DM Sure continued to analyze two motivations that the suicidal person might have: first, they want to put an end to everything; second, they want to start over. From the Buddhist point of view, people who hold the first motivation ignore the fact that there is life after death. Furthermore, one’s physical death does not mean that one is gone from the universe; one will be reborn according to his karma. People who hold the second motivation of wanting to start over, believe that there is life after death. They want to end the suffering now and start over afresh. Could they get a better life then? Not really, because the fundamentals in Buddhism are based on cause and effect. The effect you are going to have depends upon the causes you have planted in the past. Good cause leads to good effect. Bad cause result in bad effect. If one kills himself, one has violated the precept of not killing, which is not a good cause. However, human beings cannot see their past or future. What shall we do then? We should, in this life, recite Buddha’s name and do good deeds; these are the ways to change our fate.

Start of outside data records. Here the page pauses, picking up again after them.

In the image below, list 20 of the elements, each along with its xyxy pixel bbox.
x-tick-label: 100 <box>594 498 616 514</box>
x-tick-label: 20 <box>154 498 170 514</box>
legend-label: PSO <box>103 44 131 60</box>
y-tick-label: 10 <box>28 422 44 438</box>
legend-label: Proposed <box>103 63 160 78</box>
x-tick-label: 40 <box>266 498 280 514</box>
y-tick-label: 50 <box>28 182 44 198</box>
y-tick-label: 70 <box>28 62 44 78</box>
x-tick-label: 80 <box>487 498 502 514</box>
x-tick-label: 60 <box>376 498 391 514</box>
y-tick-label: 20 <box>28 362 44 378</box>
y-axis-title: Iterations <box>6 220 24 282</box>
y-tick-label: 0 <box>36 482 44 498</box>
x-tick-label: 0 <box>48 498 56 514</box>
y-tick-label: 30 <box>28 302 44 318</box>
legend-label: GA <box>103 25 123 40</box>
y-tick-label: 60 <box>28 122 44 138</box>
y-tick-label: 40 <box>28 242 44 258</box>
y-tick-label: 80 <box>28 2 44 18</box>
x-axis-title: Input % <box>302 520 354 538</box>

Father James said people who kill themselves have bitterness that they cannot endure anymore. True. If they were not suffering, they would not want to die. The suffering is so huge that they lose control of their life. They feel that their only option is to commit suicide. Sad! We shouldn’t let this happen! If one cannot control himself, there are many forms of assistance available such as: psychological counseling, medical assistance, 24-hour suicide prevention hotlines, keeping in touch with family members, talking to friends, exercise, travel, decreasing pressure by letting your boss or supervisors know your situation, and allowing yourself a break.
In addition, I suggest you can recite Buddha’s names over and over again. Buddhas are everywhere. Although you cannot see them, they will never give up on you. I would also like to say, you are the only person who can save yourself from suffering. All external power can only help you control yourself, but you are the one who can liberate yourself from suffering since mind is the Buddha, Buddha is the mind. Single-mindedly reciting the Buddha’s name, one can eventually get liberated. Let’s recite Buddha’s name. Amitabha!